Remote lighting costs about twice as much as a single surefire tactical foreend light.

in a home defense situation, my family will be in the same position it'll be in every other situation, which means somewhere at random within the house.

The people tasked with home defense could (when my brother has all three kids over) possibly have to find and dispatch a bad guy in a house with up to seven people in it.

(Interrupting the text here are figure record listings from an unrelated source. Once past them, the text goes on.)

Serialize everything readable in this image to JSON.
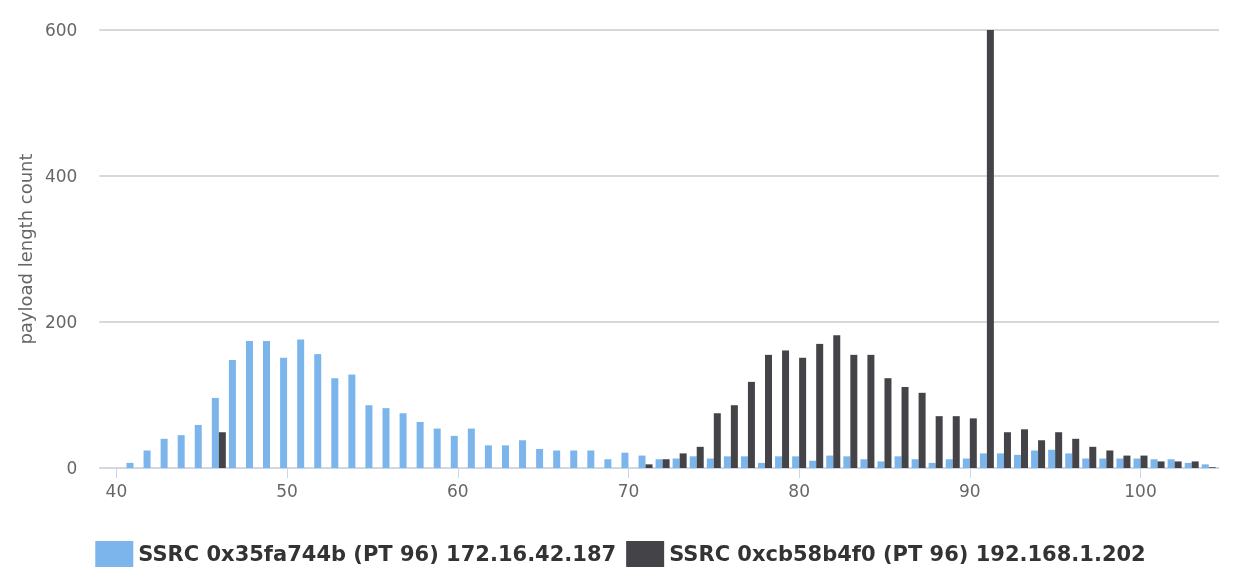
{
  "chart_data": {
    "type": "bar",
    "ylabel": "payload length count",
    "x": [
      41,
      42,
      43,
      44,
      45,
      46,
      47,
      48,
      49,
      50,
      51,
      52,
      53,
      54,
      55,
      56,
      57,
      58,
      59,
      60,
      61,
      62,
      63,
      64,
      65,
      66,
      67,
      68,
      69,
      70,
      71,
      72,
      73,
      74,
      75,
      76,
      77,
      78,
      79,
      80,
      81,
      82,
      83,
      84,
      85,
      86,
      87,
      88,
      89,
      90,
      91,
      92,
      93,
      94,
      95,
      96,
      97,
      98,
      99,
      100,
      101,
      102,
      103,
      104
    ],
    "series": [
      {
        "name": "SSRC 0x35fa744b (PT 96) 172.16.42.187",
        "color": "#7cb5ec",
        "values": [
          7,
          24,
          40,
          45,
          59,
          96,
          148,
          174,
          174,
          151,
          176,
          156,
          123,
          128,
          86,
          82,
          75,
          63,
          54,
          44,
          54,
          31,
          31,
          38,
          26,
          24,
          24,
          24,
          12,
          21,
          17,
          12,
          13,
          16,
          13,
          16,
          16,
          7,
          16,
          16,
          10,
          17,
          16,
          12,
          9,
          16,
          12,
          7,
          12,
          13,
          20,
          20,
          18,
          24,
          25,
          20,
          13,
          13,
          13,
          13,
          12,
          12,
          7,
          5
        ]
      },
      {
        "name": "SSRC 0xcb58b4f0 (PT 96) 192.168.1.202",
        "color": "#434348",
        "values": [
          null,
          null,
          null,
          null,
          null,
          49,
          null,
          null,
          null,
          null,
          null,
          null,
          null,
          null,
          null,
          null,
          null,
          null,
          null,
          null,
          null,
          null,
          null,
          null,
          null,
          null,
          null,
          null,
          null,
          null,
          5,
          12,
          20,
          29,
          75,
          86,
          118,
          155,
          161,
          151,
          170,
          182,
          155,
          155,
          123,
          111,
          103,
          71,
          71,
          68,
          600,
          49,
          53,
          38,
          49,
          40,
          29,
          24,
          17,
          17,
          9,
          9,
          9,
          1
        ]
      }
    ],
    "xlim": [
      39,
      104.6
    ],
    "xticks": [
      40,
      50,
      60,
      70,
      80,
      90,
      100
    ],
    "ylim": [
      0,
      600
    ],
    "yticks": [
      0,
      200,
      400,
      600
    ],
    "grid": "y",
    "legend": "bottom"
  }
}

I think you can see the problem.

Andy stanford has a very good book on the subject entitled "fight at night" that's available from paladin press and www'ops.com that explains the situation in more detail.

July 8, 2002, 01:43 AM
KSFreemen said:
Rule #4--drunken neighbor girls, UPS men, GFs jumping out of closets--need to tell the good guys from Charlie. Or, as TFLer Erich put it, "It's only polite to identify who you are going to shoot."

God I wish I had the problem of having to tell the BGs from the "drunken neighbor girls" in my house..... Well there was that one dream.......

Glamdring said:
Has anyone but me ever tested weapon mounted lights in force on force?

Yes I did, doing CQB tactics tactics in a paint house. Was againts our CO, XO, and the Gunny. Gunny was laughing at the maglight taped to my paintball gun the whole time...... until we started shooting. He said he was planning to take me out first because the light would be an easy target.... but the second I came around the corner in the dark house all he saw was white... yes his eyes adapted after a few seconds, but by that time he had 2 yellow marks center mass of his chest.

A light can be a great help with proper training, and a pressure switch is almost a must. The trick is not to turn the light on till the last second before you shoot. Don't bop down the stairs shining a light in every direction, but once you see the outline of a person in the light thru a window or such hit it with the light for a split second before you shoot. Helps your aim and target identification.

Only downside I would see would be against multiple BGs, but then a muzzle flash would give your position away too so it can't hurt too much, just remember to turn the light off right after you down the guy, and make sure you don't stand in the same place, move and survey for more targets.

Glamdring, have you ever tried to get a sight picture on someone shining a light at you? Yes you could point and shoot at it, but you could do the same to a muzzle flash or sound.